Let’s take a look at the steps.

  • Establish the purpose of the event: This is crucial.  What do you hope to accomplish by hosting this event.  Is it outreach?  Is it discipleship?  Fellowship?  If the event is outreach, then having 40 church kids and no visitors show would not be a win.  If it is fellowship, than it might be.  Example, when we do our annual outreach I am always tempted to invite other churches from the area so more people will be there.  My spirit is always checked in this.  If the goal is outreach, why do I want to invite people who already have church?  At best, they would leave their church to come to mine and that does more harm than good.
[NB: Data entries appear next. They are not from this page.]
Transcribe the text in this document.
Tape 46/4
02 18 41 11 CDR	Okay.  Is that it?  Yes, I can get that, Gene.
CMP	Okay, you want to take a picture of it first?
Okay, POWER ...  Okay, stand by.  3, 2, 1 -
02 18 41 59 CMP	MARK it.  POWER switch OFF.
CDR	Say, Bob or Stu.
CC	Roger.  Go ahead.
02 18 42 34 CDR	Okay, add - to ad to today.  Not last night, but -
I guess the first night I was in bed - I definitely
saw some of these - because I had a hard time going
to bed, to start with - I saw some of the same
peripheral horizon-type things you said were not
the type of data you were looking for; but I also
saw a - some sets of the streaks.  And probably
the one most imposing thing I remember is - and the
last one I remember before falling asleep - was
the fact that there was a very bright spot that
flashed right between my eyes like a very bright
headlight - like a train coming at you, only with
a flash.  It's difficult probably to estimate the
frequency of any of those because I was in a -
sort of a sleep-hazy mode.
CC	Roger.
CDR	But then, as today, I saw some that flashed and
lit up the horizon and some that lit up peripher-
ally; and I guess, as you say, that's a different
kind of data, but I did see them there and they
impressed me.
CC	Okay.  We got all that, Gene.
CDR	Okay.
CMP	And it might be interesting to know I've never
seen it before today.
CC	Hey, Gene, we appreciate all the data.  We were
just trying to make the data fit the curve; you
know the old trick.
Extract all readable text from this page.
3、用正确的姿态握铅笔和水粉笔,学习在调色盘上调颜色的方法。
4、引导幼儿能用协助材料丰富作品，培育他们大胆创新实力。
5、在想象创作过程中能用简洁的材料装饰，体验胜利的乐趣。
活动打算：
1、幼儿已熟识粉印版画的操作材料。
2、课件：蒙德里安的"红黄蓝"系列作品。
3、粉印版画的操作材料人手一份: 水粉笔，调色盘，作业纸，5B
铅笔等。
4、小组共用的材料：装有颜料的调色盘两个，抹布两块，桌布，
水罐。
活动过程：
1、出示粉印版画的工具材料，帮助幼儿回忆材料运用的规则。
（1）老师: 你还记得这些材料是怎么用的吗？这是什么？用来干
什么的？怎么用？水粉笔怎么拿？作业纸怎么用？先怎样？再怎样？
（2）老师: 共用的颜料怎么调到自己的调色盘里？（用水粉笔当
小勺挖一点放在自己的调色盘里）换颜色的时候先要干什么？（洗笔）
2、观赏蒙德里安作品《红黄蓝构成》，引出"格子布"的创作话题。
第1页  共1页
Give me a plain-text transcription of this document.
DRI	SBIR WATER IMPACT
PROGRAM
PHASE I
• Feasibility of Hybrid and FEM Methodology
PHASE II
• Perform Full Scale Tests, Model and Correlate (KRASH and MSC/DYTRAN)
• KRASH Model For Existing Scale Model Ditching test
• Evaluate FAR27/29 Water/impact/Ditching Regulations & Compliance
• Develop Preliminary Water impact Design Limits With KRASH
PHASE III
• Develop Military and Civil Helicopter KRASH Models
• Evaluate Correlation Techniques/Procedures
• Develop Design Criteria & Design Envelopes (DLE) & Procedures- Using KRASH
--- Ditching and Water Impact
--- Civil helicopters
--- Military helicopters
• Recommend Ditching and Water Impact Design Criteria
  • Pray: Prayer is a component to the Christian walk.  Ultimately, every event should be done to help further the cause of Christ and who better to ask about what qualifies as a win than Him?  Encourage your leaders to pray as well.  Pray together with your leaders.
  • Make it clear and tangible: Saying, “I want to have a good event” or “we want to reach people” is arbitrary.  There is not a good way of evaluating whether or not the goal was accomplished.  Again, if you have key staff or volunteers, include them on this.  If it is just you and a spouse or you and your senior pastor, make them a part of the decision.  Example, during our annual family outreach (which is strategically piggy-backed onto our kids outreach), our goal last year was to add two new family units.  I also always have a number that I would like our kids’ ministry to grow to.  The first year, I just wanted to have a kid in the ministry.  The next year, we wanted to make it to ten kids.  This summer, we will probably shoot to increase our kids’ ministry to fifteen (but I haven’t really prayed much about that yet).  Another tangible goal we have set is how much we would like to give to a specific missions project.
  • Write them down: No matter what you decide for your wins, write them down somewhere.  Even just on a piece of scratch paper.  This will serve you through your preparation as a reminder of just what you hope to accomplish.  If you are more professional and have someone taking notes at your planning meetings, make sure the wins are in the notes (I probably should start doing this, but I’m not much a notes guy).
  • Leave room for God: Your goals should stretch you.  Don’t set goals that are too easy to accomplish and never strive to just achieve them, strive to exceed them.  I often will set two sets of wins, my goal and my God goal.  It’s my way of saying, God I believe we can reach x amount of people, but I believe you can reach x + y amount of people (wow, algebra!).  I shoot for the God goal, but we still win if we reach the smaller goal.

What process have you used to define your wins?  Take a look at this year’s calendar.  Of all the events and programs you have going, how many of them have arbitrary goals that need to be made tangible?  When was the last time you defined what a successful Sunday School looks like besides, “help people learn about Jesus?”  (Guilty, but have now challenged myself to work on it.)